The Lower Otter Restoration Project – nearing completion after more than a decade of engagement

It is always a special moment when a project you have been working on starts to bear fruit and you can see the results of all your efforts.

Our involvement with the Lower Otter Restoration Project started more than 10 years ago when client Clinton Devon Estates began to look into the future management of the land in its care where the River Otter meets the sea at Budleigh.

Like most British estuaries, it has been dramatically altered by human activity over many centuries. The greatest change being when embankments were built to hold back the sea and create new farmland two centuries ago.

But those embankments were starting to fail, causing regular flooding at high tides. Add in rising sea levels and other impacts of climate change and the consequences of that failure for nature, and human inhabitants, change was inevitable. Clinton Devon Estates acted quickly and innovatively and began working in partnership with the Environment Agency to restore 55 hectares of intertidal habitat.

And so the Lower Otter Restoration Project was born.

We knew the communications and engagement would need to be carefully managed so that stakeholders could be kept informed and, where relevant, involved in the project as it moved through the many stages towards completion.

KOR set up a website as a depository for all relevant information and documentation. Stakeholder group notes and minutes were added, along with regular project updates. Equally importantly, we sent out newsletters to an ever-increasing database of people who signed up via the project website.

We needed to make sure the media understood the proposals, and regularly kept in touch with local reporters.

By the end of 2020, the planning application was ready. The Environmental Statement alone stretched to hundreds of pages, and so we prepared a briefing note for the members of the planning committee.

Early in 2021, members of East Devon District Council’s planning committee granted unanimous consent for the proposals. Planning Committee Chair Cllr Eileen Wragg said: “I would like to reassure the residents that Clinton Devon Estates have a long-established reputation as being very good stewards of the land in their ownership. They have managed their lands very well and they are very forward thinking in their approach…”

Work started not long after, mindful of the breeding seasons of the existing wildlife.

Our in-house photographer and drone pilot has returned to the site every month for the past two years to capture a bird’s-eye view of the landscape changes via drone. A new road bridge is complete, as are new pathways and viewing points.
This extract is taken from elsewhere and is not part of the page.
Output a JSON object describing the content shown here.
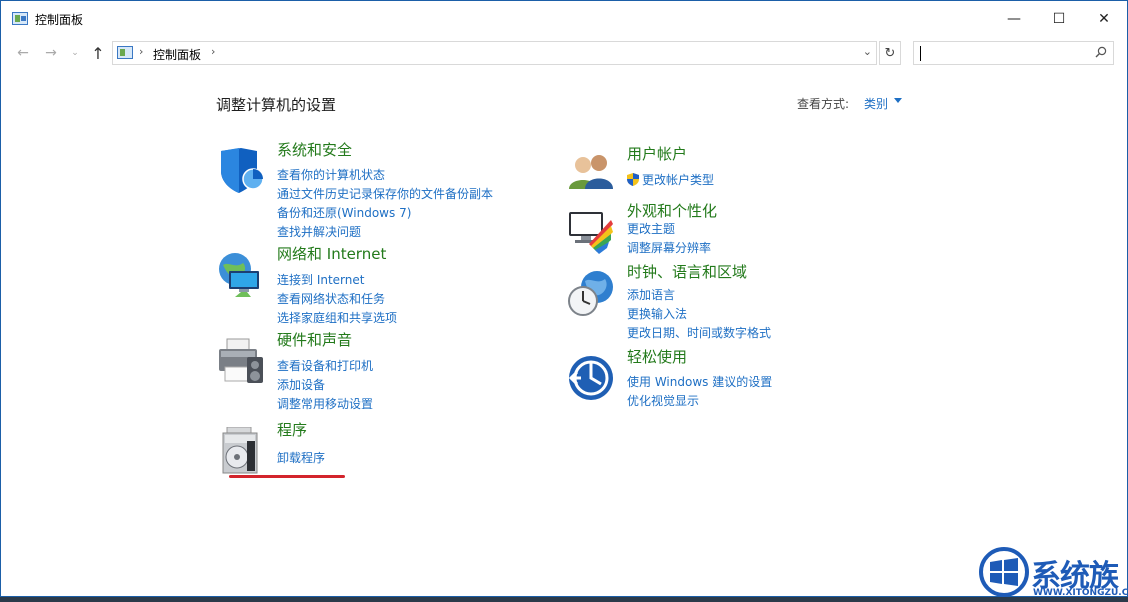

Budleigh Salterton Cricket Club has a new home, and a new footbridge is emerging.

July 2021

May 2023

It has been fascinating to see this work unfold, and to see the paper plans we discussed with Clinton Devon Estates and the Environment Agency, turn into an emerging new landscape where wildlife is thriving.

By the end of this year, the old embankments will be deliberately breached. Nature will be able to take its own course once more.

We are proud to have played our  part in this hugely successful project, and to have helped Clinton Devon Estates effectively communicate with decision-makers, neighbours and stakeholders the benefits LORP will have on people, the planet and nature.